The Benefits and the Costs of Pure Blocks: A Consideration of Potential Strategies

When designing an experiment, one issue that every researcher must deal with is whether to present each condition of the experiment in a separate block of trials (a “pure block” design) or whether to combine all the conditions in a single block of trials (a “mixed block” design). The choice can have considerable consequences for the ultimate interpretation of the results. That is, pure blocks provide the optimal opportunity for the use of condition-specific strategies, which can lead, at the very least, to quite different levels of performance in the pure versus mixed block situations. A common finding from mixed block designs is that there is a mixing cost (Los, 1996). Each condition has longer latencies than when those same conditions are presented in pure blocks. In word/nonword naming tasks, however, a different, “homogenization,” pattern emerges. While there is a mixing cost for the easier stimuli, there is a mixing benefit for the harder stimuli (Lupker, Brown & Colombo, 1997).
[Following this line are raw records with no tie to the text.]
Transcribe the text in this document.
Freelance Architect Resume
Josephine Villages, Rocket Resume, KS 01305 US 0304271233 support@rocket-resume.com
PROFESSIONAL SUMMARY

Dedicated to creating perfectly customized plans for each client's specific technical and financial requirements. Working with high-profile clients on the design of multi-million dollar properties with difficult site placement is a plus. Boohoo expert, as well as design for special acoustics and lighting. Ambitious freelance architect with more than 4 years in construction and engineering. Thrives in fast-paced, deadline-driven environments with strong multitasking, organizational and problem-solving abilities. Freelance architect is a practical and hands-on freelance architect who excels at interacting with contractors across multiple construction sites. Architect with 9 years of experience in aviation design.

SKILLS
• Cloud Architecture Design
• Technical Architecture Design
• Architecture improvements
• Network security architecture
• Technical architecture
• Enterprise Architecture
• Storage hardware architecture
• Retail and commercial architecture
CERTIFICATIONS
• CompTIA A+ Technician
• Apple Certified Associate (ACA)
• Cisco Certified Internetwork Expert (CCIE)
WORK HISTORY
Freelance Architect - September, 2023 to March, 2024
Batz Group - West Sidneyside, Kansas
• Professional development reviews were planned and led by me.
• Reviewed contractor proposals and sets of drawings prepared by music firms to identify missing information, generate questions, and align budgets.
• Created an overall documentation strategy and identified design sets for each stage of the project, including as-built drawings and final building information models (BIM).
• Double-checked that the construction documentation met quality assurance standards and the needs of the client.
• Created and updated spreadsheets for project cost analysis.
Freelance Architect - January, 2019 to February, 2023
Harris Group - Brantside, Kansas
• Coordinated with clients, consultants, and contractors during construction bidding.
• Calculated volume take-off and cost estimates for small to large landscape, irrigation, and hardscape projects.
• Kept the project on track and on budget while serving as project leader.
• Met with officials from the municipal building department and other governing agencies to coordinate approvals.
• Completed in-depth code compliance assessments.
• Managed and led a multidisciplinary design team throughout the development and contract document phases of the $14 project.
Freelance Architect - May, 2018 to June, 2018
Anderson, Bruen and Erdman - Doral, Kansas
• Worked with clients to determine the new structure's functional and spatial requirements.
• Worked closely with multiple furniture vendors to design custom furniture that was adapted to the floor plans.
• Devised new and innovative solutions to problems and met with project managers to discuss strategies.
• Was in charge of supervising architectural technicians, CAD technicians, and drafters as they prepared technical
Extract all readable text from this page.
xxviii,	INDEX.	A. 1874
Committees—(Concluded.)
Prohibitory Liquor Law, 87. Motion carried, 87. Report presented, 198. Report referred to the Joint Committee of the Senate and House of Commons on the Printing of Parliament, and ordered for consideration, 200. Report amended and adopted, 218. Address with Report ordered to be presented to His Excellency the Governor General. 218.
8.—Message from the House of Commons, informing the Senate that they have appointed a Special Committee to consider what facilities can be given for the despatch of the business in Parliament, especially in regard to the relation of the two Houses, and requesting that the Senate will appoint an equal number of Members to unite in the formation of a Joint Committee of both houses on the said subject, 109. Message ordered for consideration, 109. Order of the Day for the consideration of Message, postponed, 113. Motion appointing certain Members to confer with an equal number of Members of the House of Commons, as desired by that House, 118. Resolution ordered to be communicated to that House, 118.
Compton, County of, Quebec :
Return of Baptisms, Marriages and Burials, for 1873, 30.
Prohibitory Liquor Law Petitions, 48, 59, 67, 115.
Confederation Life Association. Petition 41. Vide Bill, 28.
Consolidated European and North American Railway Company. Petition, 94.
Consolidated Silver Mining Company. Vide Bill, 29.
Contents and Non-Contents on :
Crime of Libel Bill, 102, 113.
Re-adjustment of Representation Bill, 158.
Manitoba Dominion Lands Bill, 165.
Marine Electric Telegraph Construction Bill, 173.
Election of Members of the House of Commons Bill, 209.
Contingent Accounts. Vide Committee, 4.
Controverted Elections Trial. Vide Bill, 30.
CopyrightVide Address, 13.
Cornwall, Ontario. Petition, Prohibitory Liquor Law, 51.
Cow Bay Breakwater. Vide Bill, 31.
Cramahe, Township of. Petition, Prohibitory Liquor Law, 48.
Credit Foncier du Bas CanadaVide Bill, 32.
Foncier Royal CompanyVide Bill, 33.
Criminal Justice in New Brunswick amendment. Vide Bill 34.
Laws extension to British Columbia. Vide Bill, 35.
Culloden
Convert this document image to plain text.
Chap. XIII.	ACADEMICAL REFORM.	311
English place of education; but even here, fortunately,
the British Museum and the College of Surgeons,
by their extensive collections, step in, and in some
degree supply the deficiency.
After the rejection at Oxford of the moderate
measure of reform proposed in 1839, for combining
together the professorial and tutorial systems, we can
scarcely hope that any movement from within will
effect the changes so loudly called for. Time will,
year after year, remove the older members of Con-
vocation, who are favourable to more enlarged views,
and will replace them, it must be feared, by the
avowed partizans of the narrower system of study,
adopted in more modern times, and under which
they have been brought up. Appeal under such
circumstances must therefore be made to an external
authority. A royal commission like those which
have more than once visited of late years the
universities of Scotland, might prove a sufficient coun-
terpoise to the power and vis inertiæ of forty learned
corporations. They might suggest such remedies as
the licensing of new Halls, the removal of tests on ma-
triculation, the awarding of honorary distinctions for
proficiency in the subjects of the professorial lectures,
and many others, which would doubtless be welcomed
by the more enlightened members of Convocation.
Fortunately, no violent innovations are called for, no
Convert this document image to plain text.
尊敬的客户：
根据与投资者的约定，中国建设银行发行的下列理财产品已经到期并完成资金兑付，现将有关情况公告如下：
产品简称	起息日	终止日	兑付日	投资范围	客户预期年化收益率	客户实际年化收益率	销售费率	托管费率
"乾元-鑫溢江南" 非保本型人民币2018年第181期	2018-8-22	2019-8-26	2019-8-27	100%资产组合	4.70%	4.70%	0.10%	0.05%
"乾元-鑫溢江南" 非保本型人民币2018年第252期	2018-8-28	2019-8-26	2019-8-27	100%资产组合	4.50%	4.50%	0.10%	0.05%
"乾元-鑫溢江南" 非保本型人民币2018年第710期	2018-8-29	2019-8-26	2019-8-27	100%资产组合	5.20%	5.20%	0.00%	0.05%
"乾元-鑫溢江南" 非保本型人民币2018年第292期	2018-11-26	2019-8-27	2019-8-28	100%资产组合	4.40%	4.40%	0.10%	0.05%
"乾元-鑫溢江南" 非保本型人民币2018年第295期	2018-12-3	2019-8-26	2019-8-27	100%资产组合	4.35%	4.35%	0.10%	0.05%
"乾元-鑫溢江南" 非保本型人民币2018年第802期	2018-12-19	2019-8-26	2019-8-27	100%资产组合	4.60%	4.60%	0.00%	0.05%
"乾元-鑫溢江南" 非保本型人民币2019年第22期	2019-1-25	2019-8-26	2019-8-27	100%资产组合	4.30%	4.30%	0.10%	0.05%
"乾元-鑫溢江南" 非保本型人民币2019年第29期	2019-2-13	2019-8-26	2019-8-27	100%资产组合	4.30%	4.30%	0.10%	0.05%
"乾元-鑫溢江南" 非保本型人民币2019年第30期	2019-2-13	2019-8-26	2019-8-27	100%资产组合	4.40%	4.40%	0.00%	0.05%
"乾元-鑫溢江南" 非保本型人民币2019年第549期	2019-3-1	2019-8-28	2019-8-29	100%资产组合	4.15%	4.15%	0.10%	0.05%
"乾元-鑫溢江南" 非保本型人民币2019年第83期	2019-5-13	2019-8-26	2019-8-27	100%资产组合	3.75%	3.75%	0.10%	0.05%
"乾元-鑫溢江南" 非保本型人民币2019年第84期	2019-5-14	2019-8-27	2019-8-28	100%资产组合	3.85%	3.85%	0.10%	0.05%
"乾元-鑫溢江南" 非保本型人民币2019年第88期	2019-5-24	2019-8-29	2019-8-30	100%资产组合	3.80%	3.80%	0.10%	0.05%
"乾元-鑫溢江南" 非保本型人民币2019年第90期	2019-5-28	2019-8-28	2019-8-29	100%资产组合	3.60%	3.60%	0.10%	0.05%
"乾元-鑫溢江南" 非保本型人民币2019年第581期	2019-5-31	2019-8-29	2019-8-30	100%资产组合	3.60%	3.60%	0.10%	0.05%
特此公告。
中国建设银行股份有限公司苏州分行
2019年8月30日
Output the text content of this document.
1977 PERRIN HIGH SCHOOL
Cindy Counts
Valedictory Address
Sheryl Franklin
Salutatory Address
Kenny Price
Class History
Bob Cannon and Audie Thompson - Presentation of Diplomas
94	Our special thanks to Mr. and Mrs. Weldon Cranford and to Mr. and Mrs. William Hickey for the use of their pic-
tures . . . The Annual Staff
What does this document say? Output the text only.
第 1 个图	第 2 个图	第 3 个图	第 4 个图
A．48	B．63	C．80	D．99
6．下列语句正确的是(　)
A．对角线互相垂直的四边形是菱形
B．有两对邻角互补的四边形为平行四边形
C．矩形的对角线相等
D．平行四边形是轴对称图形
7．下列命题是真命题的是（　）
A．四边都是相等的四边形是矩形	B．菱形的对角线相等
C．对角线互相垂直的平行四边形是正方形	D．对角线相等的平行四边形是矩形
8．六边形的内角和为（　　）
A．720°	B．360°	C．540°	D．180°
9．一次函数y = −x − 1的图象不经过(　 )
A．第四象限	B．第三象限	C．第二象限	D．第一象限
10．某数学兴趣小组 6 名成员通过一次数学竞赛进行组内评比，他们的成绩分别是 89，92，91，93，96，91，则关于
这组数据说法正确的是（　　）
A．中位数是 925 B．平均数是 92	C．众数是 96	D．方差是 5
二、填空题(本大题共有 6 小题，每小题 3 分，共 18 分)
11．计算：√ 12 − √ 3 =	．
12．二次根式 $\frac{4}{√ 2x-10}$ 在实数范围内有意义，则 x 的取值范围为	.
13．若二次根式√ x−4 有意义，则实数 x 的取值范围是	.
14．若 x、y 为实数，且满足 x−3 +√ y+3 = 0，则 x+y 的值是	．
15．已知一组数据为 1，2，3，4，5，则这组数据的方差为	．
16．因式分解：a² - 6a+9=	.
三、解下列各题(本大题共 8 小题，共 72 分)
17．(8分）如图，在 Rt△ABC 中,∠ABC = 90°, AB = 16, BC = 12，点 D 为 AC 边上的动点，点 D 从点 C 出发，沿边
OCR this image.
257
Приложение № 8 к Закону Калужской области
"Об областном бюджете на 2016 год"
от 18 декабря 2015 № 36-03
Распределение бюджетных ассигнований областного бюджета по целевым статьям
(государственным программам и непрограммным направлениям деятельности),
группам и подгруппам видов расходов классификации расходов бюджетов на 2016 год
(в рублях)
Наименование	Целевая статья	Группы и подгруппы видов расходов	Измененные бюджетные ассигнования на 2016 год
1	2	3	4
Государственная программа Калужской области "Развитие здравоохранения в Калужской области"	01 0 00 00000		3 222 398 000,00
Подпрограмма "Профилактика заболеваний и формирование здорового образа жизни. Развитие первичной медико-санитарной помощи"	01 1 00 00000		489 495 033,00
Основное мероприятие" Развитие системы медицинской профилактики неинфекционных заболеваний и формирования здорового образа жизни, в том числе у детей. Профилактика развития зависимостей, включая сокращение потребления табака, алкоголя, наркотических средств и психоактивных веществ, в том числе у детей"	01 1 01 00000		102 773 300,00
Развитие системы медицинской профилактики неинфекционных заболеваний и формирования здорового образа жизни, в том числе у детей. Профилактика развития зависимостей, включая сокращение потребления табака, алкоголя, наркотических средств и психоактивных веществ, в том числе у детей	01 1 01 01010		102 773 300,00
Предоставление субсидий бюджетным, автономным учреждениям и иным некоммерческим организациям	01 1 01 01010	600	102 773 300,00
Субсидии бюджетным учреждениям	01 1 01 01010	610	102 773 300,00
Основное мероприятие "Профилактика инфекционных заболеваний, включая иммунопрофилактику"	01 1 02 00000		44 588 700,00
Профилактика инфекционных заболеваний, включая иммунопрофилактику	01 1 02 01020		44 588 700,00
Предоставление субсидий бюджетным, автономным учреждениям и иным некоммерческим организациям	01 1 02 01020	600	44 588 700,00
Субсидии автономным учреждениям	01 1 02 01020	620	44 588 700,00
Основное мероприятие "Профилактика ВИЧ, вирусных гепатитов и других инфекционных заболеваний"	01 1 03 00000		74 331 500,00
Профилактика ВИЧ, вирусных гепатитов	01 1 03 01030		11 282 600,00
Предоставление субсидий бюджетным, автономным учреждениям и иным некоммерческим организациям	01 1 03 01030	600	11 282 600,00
The present talk will discuss the generality of the homogenization pattern and its implications for models of word recognition. A number of possible explanations of these types of results will be considered, including the pathway-selection/route-emphasis account (Monsell, Patterson, Graham, Hughes & Milroy, 1992; Zevin & Balota, 2000), the input gain hypothesis (Kello & Plaut, 2000) and our own, time-criterion, account (Lupker et al., 1997).